SproutSo, about a month ago, I did something I haven’t done in a very, very long time: I wrote a new story and sent it to an editor. I was more than a little nervous about sending it out and wasn’t entirely sure it was ready; although I’d had the story in my head for at least a month, various real-life problems and obligations kept me from getting anything on paper until about two weeks before the submissions deadline, so I was making minor revisions right up until the last day. But I was proud of myself for meeting that goal and felt like I’d done good.

And then I got the rejection letter.

While the rejection was somewhat expected — it was a very competitive market and they had a lot of submissions competing for a small number of spots — it was still profoundly disappointing.

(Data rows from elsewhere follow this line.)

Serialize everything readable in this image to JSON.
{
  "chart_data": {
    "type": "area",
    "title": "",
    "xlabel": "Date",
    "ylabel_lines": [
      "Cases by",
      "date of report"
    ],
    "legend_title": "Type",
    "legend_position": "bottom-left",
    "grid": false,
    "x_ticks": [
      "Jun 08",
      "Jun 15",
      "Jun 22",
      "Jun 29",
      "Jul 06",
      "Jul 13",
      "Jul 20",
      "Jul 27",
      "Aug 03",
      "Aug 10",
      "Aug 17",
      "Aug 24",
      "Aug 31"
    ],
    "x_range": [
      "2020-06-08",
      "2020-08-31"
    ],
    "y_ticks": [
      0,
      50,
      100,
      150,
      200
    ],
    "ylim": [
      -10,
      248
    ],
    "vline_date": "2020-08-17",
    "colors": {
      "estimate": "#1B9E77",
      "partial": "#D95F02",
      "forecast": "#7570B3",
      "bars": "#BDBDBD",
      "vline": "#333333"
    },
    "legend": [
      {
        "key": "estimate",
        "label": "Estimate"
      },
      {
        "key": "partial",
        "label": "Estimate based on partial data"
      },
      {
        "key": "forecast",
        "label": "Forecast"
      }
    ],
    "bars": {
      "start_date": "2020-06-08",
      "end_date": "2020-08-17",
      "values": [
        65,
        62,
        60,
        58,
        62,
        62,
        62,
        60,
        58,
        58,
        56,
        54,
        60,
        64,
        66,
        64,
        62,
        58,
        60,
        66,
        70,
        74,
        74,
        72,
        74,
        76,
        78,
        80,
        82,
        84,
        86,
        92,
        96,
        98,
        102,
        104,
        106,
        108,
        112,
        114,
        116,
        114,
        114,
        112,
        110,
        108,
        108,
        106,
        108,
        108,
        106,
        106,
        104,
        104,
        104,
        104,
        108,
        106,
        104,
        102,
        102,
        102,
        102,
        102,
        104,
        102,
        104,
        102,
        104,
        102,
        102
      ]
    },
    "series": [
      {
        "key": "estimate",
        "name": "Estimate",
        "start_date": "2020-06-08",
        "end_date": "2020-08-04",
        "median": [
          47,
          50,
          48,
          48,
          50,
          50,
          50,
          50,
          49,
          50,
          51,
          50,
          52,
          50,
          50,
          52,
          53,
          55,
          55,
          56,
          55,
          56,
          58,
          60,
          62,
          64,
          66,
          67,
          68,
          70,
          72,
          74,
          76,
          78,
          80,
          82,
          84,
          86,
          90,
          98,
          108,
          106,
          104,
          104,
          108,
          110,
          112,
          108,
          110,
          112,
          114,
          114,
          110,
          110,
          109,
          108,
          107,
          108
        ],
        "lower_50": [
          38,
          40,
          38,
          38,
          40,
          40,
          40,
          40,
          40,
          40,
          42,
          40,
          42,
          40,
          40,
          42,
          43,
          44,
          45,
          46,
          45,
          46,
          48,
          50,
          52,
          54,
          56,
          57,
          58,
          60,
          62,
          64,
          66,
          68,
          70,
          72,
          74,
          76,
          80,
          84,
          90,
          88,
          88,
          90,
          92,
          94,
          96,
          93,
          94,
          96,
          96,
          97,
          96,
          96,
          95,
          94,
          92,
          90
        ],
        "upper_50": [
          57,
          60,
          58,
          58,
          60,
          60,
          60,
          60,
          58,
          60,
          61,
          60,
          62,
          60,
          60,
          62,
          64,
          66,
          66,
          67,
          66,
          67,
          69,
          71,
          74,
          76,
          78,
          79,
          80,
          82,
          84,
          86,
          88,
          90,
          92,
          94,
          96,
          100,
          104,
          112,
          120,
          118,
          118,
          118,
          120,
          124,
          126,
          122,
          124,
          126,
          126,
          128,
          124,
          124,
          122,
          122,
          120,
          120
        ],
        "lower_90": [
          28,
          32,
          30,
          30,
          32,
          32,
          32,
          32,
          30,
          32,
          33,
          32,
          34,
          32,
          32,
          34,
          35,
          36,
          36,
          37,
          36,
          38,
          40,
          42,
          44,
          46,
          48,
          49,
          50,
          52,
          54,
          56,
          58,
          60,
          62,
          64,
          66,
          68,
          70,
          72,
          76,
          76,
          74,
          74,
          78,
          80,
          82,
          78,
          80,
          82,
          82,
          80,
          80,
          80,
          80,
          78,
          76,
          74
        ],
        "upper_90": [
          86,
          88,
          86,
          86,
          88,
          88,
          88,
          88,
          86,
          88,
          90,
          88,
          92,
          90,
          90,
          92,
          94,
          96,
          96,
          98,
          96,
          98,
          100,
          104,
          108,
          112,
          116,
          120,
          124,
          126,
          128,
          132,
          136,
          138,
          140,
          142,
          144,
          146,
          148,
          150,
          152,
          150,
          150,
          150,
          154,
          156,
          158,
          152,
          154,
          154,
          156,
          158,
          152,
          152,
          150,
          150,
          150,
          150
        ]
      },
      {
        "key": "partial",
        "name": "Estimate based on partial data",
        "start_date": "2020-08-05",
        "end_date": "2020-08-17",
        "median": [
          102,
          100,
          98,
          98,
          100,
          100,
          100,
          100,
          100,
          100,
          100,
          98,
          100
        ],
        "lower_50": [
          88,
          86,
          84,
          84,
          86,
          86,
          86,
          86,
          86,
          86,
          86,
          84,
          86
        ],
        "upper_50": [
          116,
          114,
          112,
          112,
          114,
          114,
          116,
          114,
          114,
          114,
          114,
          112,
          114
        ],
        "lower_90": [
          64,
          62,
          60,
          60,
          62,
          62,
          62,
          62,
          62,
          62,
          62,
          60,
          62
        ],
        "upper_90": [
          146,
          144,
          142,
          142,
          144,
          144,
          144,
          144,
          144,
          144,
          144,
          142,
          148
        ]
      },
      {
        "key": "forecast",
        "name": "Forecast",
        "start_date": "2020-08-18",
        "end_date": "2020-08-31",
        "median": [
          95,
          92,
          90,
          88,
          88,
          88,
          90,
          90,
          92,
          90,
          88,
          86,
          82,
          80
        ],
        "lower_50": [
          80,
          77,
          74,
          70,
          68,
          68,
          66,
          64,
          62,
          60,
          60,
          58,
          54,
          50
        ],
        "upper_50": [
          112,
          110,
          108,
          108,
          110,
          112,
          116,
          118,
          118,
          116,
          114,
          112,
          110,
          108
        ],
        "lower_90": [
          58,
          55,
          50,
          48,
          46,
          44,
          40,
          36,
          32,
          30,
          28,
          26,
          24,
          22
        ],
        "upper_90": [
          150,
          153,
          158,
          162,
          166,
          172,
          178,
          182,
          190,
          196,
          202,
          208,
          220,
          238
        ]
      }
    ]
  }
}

I know the recommended action in this case: send it out again. But because I’d felt unsure about the quality, I sat on it and did nothing. I felt paralyzed, afraid to read it and afraid to ask anyone else to read it.

Finally, another writer, Nayad Monroe, said something that helped me realize part of why I was stuck. The characters in the story are the narrator of my novel-in-progress and her brother — but in the novel, she tells the story, and in this short piece, we’re seeing things through her brother’s eyes. While she and her brother love each other, their relationship is often strained, and that’s reflected in the story. Given that I’ve written over 200 pages from her point of view, shifting to look at her from this new perspective wasn’t entirely comfortable.

With this realization that the resistance I was feeling might be all in my head, I got the courage to let the lovely Amanda Davis do a beta read for me. She confirmed that the piece does have some flaws, but they aren’t as bad as I’d imagined them to be. So, while I’m not ready to start editing just yet, I’m at least thinking about it again — and these days, any progress is worth celebrating.